A review by bellebooks
Circe by Madeline Miller

adventurous dark emotional medium-paced
  • Plot- or character-driven? Character
  • Strong character development? Yes
  • Loveable characters? It's complicated
  • Diverse cast of characters? Yes
  • Flaws of characters a main focus? Yes

5.0

Instant classic.  It's a narrative re-analysis of Circe under a more feminist lens.  Much of Greek and Roman mythology was written by men for men, and in a misogynic society, many of those themes develop:
  • The perfect woman cannot exist.  She must suffer and/or die.
  • When women have power, especially goddesses, they are monstrous and destructive.
  • Praised women take on the name of their male representative (husband, son, father).  Shamed women have their own name.
These themes weave the mythologies together, and it reinforces the notions within the society.

This masterpiece, however, re-examines this myth in particular, looks back at the text with a more careful eye and develops motive.  Many of the mythologies leave this out, highlighting motives based on selfishness and corruption.  However, it ignores or minimizes where those desires come from, how the society itself really is the true villain of every goddess origin story.

This isn't to excuse all of Circe's actions nor any and all women in this book.  It's wonderfully messy and complicated, all shades of gray area.  Miller skillfully shows that the black and white that was so hard pressed in Antiquity is much more muddy than people want to realize, especially as the myths do not exist in a vacuum.
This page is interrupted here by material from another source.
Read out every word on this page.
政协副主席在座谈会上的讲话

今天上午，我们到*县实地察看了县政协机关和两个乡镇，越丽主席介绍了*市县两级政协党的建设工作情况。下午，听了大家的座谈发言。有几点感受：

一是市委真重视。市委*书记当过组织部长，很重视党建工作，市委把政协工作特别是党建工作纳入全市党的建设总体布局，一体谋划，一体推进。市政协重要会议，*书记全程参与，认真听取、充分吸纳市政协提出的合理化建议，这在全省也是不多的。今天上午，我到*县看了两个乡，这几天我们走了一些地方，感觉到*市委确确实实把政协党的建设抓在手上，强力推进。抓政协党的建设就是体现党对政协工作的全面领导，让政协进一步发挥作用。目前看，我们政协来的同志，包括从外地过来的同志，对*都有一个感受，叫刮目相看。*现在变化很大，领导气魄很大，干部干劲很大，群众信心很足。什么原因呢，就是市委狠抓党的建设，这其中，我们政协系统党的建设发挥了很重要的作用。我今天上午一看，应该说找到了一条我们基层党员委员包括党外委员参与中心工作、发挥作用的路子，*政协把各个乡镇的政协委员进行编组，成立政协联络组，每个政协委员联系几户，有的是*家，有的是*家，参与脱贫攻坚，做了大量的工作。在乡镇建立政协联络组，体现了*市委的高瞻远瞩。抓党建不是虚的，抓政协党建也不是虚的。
I do hope that this appears as part of the summer reading list for high schoolers.  I would have loved to read this instead of The Great Gatsby, The Scarlet Letter, Oedipus Trilogy, all of which highlight women that are marginalized and victimized because of the society they live in (I have less sympathy for Daisy Buchannan, but that's beside the point).  This book deserves to join the ranks, and I most certainly plan to wear out my copy one reread at a time.